2. Upload to LessRec
Drag the file into lessrec.com. No signup required for the first 10 minutes — but for a 4-hour file you'll need credits. Buy a $25 pack ($25 = 500 min) which leaves you with $13 of credit left after this transcript.
The uploader supports files up to 1 GB. For longer audio (8+ hours) split into 2-3 segments and upload separately.
3. Wait (about 5 minutes)
Whisper large-v3 INT8 on a CPU runs at roughly 50-100x realtime — meaning a 240-minute audio file transcribes in 3-5 minutes of wall-clock time, not 240. We notify by Telegram or just keep the page open.
4. Download outputs
You get three formats:
.txt— raw transcript, no timestamps.docx— formatted, paragraph breaks, ready for Word edit.srt— timestamped subtitles for embedding in video
5. (Optional) clean up speaker turns by hand
LessRec doesn't do speaker diarization yet — every speaker dumps into the same paragraph stream. For a single-host podcast that's fine; for a 2-host show you'll spend ~10 minutes adding speaker labels in your editor of choice. We're shipping diarization in the next 30 days; until then, this is the workflow.
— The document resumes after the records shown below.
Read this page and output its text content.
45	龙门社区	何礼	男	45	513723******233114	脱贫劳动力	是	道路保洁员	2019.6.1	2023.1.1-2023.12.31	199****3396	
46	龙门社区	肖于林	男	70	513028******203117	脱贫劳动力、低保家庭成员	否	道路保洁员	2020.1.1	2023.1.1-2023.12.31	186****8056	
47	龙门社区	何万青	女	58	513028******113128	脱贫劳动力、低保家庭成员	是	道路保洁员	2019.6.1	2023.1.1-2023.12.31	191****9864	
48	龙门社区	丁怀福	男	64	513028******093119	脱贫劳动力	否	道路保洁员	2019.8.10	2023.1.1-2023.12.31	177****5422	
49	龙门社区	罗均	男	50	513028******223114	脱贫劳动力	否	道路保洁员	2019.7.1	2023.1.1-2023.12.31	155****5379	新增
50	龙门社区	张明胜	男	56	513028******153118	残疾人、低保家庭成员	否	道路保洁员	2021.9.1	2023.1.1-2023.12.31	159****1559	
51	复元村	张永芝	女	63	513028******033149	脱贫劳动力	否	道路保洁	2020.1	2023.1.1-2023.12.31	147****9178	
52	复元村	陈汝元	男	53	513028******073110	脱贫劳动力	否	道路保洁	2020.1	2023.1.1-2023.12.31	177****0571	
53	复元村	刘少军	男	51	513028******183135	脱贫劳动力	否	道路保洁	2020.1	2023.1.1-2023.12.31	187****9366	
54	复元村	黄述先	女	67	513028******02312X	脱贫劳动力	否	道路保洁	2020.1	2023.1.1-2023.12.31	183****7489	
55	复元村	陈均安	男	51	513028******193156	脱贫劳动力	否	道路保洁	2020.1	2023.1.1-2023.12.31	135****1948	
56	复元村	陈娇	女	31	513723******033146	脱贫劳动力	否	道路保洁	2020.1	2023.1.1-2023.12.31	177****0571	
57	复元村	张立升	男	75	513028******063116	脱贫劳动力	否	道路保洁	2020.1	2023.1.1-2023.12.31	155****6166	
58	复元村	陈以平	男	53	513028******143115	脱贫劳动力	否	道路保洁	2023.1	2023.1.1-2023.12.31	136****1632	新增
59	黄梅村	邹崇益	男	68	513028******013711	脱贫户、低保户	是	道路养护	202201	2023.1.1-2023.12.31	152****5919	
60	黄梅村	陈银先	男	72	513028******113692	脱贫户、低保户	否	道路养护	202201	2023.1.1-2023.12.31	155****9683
Why this is "good enough" for most podcasts
The accuracy floor for Whisper large-v3 on clean podcast audio (single mic, no music bed, native English speakers) is around 95-97% word-accurate. That means roughly 1 wrong word per 30. Most of the errors are easily-spotted (homophones, technical terms, names) — exactly the words you'd review anyway when publishing show notes.
For interviews with multiple voices, distant mics, or accented English, accuracy drops to 88-93%. Still usable as a starting draft; budget 30-60 minutes of human cleanup per hour of audio if you publish word-for-word transcripts.
Where this falls apart
- Court reporting / depositions: Need certified human reporter. Whisper is not legally admissible.
- Multi-language switches mid-conversation: Whisper handles each chunk in its dominant language; quick code-switches confuse it.
- Heavy music/SFX backgrounds: Run audio through a vocal isolator first (RX, Lalal.ai, or open-source
spleeter). - Real-time: LessRec is upload-only. For live captions during a Zoom call, use Otter.
FAQ
Will the file finish if I close the tab?
Yes. Once upload completes, the job runs server-side. You'll get a URL to come back to and download. We email you a link if you provide one (optional).
Can I run this on my own machine instead?
Yes — install faster-whisper and run Whisper large-v3 locally. On an M-series Mac it's about 5-10x realtime (slower than our optimized server but free). For occasional use this is great. For weekly long-form work, paying $0.05/min is cheaper than your time.
What about Hindi, Tamil, Cantonese, or other low-resource languages?
Whisper is trained on 100+ languages but accuracy varies. English/Spanish/French/Russian/Portuguese/German/Italian/Japanese/Mandarin/Korean — all very strong. Tamil/Bengali/Vietnamese — usable but expect more errors. Test with the 10 free minutes before committing.